Something in me snapped after that.
I ran.
I didn’t have a plan. I didn’t even have shoes on. I just ran until my lungs burned and my head stopped making sense.
At some point, I ended up behind a closed bar near the harbor. One, Aitor and I used to sneak drinks behind sometimes.
There were broken bottles everywhere.
I picked one up.
And for a few minutes the idea seemed… logical.
The pain would stop.
The disappointment would stop.
My mother would finally be right.
I called Aitor first. Not for help.
Just to say goodbye.
I didn’t even tell him where I was, but somehow he figured it out, anyway.
The next thing I remember is his face.
His arms around me.
The panic in his voice while he tried to stop the bleeding.
He was crying.
Which was terrifying, because Aitor almost never cried.
He called the ambulance.
Then my parents.
Then probably half the emergency services in the state.
I survived.
Unfortunately for everyone involved.
After the hospital came the court order.
Apparently attempting to bleed out behind a bar counts as being a danger to yourself.

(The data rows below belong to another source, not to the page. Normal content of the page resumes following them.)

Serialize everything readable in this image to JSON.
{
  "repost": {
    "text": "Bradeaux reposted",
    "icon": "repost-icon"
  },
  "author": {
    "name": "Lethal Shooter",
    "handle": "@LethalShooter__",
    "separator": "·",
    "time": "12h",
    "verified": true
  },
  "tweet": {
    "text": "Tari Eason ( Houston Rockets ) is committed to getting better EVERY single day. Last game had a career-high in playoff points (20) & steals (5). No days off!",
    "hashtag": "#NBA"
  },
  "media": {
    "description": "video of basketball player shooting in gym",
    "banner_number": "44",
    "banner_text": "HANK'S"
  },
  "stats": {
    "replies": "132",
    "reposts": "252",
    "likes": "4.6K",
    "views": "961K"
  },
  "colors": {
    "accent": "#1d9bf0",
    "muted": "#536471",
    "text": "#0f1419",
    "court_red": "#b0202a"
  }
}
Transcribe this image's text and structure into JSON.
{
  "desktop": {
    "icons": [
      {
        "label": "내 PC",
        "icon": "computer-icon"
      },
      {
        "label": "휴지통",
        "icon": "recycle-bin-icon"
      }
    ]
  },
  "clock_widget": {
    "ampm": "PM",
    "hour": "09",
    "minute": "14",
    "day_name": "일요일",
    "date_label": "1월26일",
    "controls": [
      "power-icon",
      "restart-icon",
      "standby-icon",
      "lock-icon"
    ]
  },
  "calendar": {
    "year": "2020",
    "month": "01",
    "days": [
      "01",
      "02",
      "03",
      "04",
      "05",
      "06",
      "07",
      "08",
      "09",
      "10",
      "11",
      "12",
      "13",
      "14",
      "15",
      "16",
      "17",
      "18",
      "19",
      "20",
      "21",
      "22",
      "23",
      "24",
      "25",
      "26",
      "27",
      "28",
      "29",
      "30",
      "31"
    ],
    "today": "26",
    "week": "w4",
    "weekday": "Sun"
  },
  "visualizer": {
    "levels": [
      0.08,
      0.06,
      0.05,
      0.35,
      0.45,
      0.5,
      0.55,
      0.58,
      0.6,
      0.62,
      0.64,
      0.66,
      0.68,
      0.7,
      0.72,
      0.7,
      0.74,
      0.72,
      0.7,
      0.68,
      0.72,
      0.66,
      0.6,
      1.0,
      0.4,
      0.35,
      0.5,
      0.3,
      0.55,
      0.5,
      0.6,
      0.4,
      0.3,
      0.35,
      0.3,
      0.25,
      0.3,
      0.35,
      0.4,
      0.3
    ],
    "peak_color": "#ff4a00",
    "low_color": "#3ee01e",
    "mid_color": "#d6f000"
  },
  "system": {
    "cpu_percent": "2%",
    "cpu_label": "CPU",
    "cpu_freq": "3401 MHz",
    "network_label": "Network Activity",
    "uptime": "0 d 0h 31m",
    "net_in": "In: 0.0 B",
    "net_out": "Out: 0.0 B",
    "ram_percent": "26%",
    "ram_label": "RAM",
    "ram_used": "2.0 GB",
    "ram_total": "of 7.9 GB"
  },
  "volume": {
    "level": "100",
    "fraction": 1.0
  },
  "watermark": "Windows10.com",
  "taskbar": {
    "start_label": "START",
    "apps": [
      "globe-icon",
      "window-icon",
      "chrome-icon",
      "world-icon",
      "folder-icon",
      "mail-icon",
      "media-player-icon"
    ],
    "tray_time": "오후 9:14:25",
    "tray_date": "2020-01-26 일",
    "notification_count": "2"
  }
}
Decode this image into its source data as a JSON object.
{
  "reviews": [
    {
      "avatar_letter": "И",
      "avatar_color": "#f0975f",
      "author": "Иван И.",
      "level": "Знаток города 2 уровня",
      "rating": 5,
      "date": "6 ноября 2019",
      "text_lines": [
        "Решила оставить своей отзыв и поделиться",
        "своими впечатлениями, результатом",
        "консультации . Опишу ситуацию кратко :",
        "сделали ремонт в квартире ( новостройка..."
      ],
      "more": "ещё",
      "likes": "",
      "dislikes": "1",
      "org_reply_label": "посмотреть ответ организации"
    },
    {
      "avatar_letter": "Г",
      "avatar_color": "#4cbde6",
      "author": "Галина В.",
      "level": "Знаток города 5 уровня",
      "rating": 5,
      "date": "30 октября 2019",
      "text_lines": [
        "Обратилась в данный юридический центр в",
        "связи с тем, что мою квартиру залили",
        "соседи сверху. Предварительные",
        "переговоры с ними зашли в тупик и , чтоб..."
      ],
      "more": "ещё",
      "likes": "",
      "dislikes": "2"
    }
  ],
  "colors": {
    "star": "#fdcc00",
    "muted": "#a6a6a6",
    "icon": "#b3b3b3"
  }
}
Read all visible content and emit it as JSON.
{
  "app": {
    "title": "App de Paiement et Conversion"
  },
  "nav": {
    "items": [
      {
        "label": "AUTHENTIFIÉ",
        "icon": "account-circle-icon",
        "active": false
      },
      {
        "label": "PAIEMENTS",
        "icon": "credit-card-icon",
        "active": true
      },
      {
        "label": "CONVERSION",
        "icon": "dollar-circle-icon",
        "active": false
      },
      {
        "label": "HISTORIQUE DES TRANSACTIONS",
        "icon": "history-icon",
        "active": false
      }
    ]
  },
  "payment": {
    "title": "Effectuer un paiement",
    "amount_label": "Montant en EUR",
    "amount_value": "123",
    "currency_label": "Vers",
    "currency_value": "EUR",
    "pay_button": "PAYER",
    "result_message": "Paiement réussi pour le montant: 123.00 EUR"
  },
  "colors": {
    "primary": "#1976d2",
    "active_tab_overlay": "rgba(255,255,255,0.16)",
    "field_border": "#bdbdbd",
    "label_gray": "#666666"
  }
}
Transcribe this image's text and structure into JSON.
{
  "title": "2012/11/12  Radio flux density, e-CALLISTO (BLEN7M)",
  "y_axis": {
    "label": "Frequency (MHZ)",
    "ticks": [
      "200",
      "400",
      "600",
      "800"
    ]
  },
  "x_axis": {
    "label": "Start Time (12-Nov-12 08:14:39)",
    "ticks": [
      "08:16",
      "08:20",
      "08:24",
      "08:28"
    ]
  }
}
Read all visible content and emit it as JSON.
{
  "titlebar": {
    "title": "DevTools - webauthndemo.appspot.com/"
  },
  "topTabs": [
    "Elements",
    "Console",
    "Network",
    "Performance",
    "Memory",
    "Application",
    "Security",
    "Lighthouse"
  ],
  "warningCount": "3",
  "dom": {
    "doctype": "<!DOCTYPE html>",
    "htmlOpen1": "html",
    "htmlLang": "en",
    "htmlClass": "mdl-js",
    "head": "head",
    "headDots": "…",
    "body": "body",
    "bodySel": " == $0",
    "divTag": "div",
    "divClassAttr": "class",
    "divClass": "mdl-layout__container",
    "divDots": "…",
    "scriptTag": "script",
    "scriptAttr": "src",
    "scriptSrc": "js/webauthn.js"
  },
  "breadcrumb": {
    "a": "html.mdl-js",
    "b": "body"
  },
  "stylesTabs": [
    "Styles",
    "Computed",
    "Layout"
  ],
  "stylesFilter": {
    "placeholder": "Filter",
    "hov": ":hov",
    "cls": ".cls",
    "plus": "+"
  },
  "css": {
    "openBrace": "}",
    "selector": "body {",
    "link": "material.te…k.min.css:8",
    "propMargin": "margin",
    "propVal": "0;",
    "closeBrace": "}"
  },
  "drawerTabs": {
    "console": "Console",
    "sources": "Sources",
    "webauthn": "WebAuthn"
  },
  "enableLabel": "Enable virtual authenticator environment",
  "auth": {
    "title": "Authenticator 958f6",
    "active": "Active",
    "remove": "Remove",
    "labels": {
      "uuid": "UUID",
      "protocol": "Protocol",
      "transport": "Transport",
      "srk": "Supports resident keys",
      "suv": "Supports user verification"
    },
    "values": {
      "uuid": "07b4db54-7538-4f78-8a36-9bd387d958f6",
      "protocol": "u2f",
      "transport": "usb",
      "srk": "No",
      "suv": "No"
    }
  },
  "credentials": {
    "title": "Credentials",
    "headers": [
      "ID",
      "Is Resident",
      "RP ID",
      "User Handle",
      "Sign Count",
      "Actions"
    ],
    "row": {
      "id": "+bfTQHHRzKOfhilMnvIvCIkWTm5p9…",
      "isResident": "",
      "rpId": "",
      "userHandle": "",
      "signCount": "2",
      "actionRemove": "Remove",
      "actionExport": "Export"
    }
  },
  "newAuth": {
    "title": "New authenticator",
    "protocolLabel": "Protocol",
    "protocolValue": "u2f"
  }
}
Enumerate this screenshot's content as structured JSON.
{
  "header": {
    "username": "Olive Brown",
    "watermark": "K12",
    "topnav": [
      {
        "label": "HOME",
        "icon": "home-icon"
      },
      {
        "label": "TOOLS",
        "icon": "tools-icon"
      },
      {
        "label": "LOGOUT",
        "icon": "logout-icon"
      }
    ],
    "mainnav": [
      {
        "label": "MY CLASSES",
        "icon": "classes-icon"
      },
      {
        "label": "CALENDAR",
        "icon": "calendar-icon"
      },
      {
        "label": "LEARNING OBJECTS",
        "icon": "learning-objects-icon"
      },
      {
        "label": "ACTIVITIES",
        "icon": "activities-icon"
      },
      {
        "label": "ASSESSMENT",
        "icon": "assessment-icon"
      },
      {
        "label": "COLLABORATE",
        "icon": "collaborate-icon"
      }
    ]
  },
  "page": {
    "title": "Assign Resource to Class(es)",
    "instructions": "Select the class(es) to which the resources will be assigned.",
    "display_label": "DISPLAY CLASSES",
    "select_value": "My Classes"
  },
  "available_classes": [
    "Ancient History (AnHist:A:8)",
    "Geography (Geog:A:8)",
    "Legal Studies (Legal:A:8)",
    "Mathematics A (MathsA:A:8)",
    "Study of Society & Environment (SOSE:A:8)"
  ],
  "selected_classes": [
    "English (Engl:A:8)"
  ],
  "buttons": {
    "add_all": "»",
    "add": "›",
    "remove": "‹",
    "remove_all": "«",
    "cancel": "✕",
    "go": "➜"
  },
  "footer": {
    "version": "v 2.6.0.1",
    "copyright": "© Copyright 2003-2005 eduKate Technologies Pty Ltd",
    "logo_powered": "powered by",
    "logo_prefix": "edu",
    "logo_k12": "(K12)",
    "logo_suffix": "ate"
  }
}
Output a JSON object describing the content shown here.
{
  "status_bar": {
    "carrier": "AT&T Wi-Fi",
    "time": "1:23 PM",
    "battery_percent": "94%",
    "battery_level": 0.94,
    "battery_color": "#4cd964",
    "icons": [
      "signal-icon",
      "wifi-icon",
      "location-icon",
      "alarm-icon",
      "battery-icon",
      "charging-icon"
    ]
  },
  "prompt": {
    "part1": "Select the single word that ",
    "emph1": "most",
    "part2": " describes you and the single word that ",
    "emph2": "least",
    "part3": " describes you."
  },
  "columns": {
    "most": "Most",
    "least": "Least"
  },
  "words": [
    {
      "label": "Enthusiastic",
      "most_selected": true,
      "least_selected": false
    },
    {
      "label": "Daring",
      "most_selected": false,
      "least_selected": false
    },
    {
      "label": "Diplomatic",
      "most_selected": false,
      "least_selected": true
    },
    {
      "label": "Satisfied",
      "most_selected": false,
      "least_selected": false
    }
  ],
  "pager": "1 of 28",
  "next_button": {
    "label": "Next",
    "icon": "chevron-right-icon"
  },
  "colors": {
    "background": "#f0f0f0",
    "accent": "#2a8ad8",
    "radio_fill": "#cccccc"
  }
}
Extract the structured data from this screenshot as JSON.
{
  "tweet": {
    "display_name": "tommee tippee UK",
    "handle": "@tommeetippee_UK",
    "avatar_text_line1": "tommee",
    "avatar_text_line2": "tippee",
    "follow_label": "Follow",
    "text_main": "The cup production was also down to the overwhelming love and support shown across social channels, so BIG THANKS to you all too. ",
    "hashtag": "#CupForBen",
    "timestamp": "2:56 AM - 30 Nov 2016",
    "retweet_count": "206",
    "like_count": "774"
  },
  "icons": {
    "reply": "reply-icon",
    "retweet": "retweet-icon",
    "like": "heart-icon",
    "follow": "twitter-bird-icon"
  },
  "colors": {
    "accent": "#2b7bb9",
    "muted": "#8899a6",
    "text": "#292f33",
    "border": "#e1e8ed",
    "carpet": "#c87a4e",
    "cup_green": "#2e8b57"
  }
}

And punching every paramedic who tried to sedate you counts as being a danger to others.
So a judge signed some papers, and I got shipped off to that lovely little place in the Berkshires called Spring Creek Renewal Center.
Renewal.
Great branding.
They specialized in helping troubled youth overcome behavioral disorders. At least that’s what the brochure said.
The first few months there were… intense.
I tried to escape several times.
I lied to the therapists. Fought with the staff. Started more than one brawl with other kids.
I also kept trying to hurt myself. Which, according to them, really helped prove their diagnosis.
Eventually, the doctors there discovered the root of my problem.
Apparently, I was homosexual.
Also emotionally disturbed.
And a danger to society.
Especially to my mother.
So they did what institutions like that have been doing across the United States for decades.
They tried to fix me.
Conversion therapy.
A fancy name for psychological torture wrapped in Bible verses.
What I went through with maintenance the day before was a picnic at the park.
During my stay, I faced isolation. Shame sessions. Religious counseling. Punishments. Shock treatment. “Reconditioning exercises.” Hours of lectures about sin and purity and how my brain was diseased.
They called it therapy, but it was abuse.
And the worst part? Places like that still exist. Right now.
In modern America.
Kids still get sent there by parents who think love is something you can beat, pray, or threaten out of a person.
The funny thing is… for a while I told myself I was “cured.”
Obviously, I wasn't. They couldn't fix me.
Just like my mother couldn’t beat ADHD or dyslexia out of me, they couldn’t torture homosexuality out of me either.
Turns out none of those things are diseases.
They’re just parts of who I am.
What they did manage to do was teach me something else.
How to lie.
How to say exactly what people want to hear.
How to pretend you’re fixed.
And how to build walls so high no one ever gets close enough to hurt you again, and if they try, you just bully them away.
Which worked great.
Right up until Aslan Rivers walked into Crownwell Academy and decided ruining my entire emotional stability was apparently his life’s mission.
And now you’re all caught up.
There I was, standing in church, in front of God, and still thinking about him. Still hurting for him. Still wondering if there was a way. Any way at all, like he asked.
I missed him so much it physically hurt.
And strangely enough, God didn’t strike me dead for that.
Which told me He probably disagreed with my mother about a lot of things.